The rules of CTF are simple, but the dynamics are complex. Two teams of individual players compete on a given map with the goal of capturing the opponent team’s flag while protecting their own. To gain tactical advantage they can tag the opponent team members to send them back to their spawn points. The team with the most flag captures after five minutes wins.
From a multi-agent perspective, CTF requires players to both successfully cooperate with their teammates as well as compete with the opposing team, while remaining robust to any playing style they might encounter.
To make things even more interesting, we consider a variant of CTF in which the map layout changes from match to match. As a consequence, our agents are forced to acquire general strategies rather than memorising the map layout. Additionally, to level the playing field, our learning agents experience the world of CTF in a similar way to humans: they observe a stream of pixel images and issue actions through an emulated game controller.
Our agents must learn from scratch how to see, act, cooperate, and compete in unseen environments, all from a single reinforcement signal per match: whether their team won or not. This is a challenging learning problem, and its solution is based on three general ideas for reinforcement learning:
- Rather than training a single agent, we train a population of agents, which learn by playing with each other, providing a diversity of teammates and opponents.
- Each agent in the population learns its own internal reward signal, which allows agents to generate their own internal goals, such as capturing a flag. A two-tier optimisation process optimises agents’ internal rewards directly for winning, and uses reinforcement learning on the internal rewards to learn the agents’ policies.
- Agents operate at two timescales, fast and slow, which improves their ability to use memory and generate consistent action sequences.
The resulting agent, dubbed the For The Win (FTW) agent, learns to play CTF to a very high standard. Crucially, the learned agent policies are robust to the size of the maps, the number of teammates, and the other players on their team. Below, you can explore some games on both the outdoor procedural environments, where FTW agents play against each other, as well as games in which humans and agents play together on indoor procedural environments.
We ran a tournament including 40 human players, in which humans and agents are randomly matched up in games - both as opponents and as teammates.
The FTW agents learn to become much stronger than the strong baseline methods, and exceed the win-rate of the human players. In fact, in a survey among participants they were rated more collaborative than human participants.
Going beyond mere performance evaluation, it is important to understand the emergent complexity in the behaviours and internal representations of these agents.
To understand how agents represent game state, we look at activation patterns of the agents’ neural networks plotted on a plane. Dots in the figure below represent situations during play with close by dots representing similar activation patterns. These dots are coloured according to the high-level CTF game state in which the agent finds itself: In which room is the agent? What is the status of the flags? What teammates and opponents can be seen? We observe clusters of the same colour, indicating that the agent represents similar high-level game states in a similar manner.
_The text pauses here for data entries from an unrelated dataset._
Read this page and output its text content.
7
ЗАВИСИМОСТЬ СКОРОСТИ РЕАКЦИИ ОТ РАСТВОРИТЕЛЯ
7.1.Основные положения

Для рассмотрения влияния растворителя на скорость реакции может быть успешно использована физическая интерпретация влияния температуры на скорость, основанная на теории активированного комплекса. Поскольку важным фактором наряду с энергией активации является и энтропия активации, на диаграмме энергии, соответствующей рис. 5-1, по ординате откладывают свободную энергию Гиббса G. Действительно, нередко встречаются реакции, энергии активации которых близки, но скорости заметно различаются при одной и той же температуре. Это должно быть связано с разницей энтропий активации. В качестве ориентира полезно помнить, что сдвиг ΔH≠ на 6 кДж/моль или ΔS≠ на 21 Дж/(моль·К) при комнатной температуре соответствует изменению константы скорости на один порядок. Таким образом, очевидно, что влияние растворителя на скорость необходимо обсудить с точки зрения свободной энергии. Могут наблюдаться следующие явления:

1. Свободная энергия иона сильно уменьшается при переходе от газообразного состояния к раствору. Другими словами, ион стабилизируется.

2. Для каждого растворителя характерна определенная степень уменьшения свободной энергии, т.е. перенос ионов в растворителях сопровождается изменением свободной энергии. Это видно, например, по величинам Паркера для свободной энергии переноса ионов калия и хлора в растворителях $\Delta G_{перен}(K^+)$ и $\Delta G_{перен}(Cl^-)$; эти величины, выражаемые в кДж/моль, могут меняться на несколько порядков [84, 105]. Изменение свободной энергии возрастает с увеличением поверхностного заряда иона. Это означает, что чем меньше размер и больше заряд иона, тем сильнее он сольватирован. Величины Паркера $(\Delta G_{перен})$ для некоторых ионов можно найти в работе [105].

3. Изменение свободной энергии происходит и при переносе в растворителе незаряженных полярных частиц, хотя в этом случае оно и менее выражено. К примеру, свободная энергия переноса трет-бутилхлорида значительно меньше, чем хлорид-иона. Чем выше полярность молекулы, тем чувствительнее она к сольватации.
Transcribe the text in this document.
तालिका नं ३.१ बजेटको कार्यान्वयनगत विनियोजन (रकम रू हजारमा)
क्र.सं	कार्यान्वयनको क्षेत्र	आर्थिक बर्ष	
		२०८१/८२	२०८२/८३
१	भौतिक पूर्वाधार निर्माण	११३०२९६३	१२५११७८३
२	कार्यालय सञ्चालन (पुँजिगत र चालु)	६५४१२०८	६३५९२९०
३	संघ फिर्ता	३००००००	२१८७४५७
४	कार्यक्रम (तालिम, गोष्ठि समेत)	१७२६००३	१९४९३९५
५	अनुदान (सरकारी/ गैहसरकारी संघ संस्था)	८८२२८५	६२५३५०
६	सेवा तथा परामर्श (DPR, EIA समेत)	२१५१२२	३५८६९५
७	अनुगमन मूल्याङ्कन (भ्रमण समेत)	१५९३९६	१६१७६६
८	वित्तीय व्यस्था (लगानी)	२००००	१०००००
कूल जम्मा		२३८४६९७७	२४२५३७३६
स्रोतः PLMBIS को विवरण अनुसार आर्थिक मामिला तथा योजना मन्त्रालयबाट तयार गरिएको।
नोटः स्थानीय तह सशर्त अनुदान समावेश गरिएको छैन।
The agents are never told anything about the rules of the game, yet learn about fundamental game concepts and effectively develop an intuition for CTF. In fact, we can find particular neurons that code directly for some of the most important game states, such as a neuron that activates when the agent’s flag is taken, or a neuron that activates when an agent’s teammate is holding a flag. The paper provides further analysis covering the agents’ use of memory and visual attention.
Aside from this rich representation, how do the agents actually behave? First, we noticed that the agents had very fast reaction times and were very accurate taggers, which could explain their performance. However, by artificially reducing this accuracy and reaction time we saw that this was only one factor in their success.
Through unsupervised learning we established the prototypical behaviours of agents and humans to discover that agents in fact learn human-like behaviours, such as following teammates and camping in the opponent’s base.
These behaviours emerge in the course of training, through reinforcement learning and population-level evolution, with behaviours - such as teammate following - falling out of favour as agents learn to cooperate in a more complementary manner.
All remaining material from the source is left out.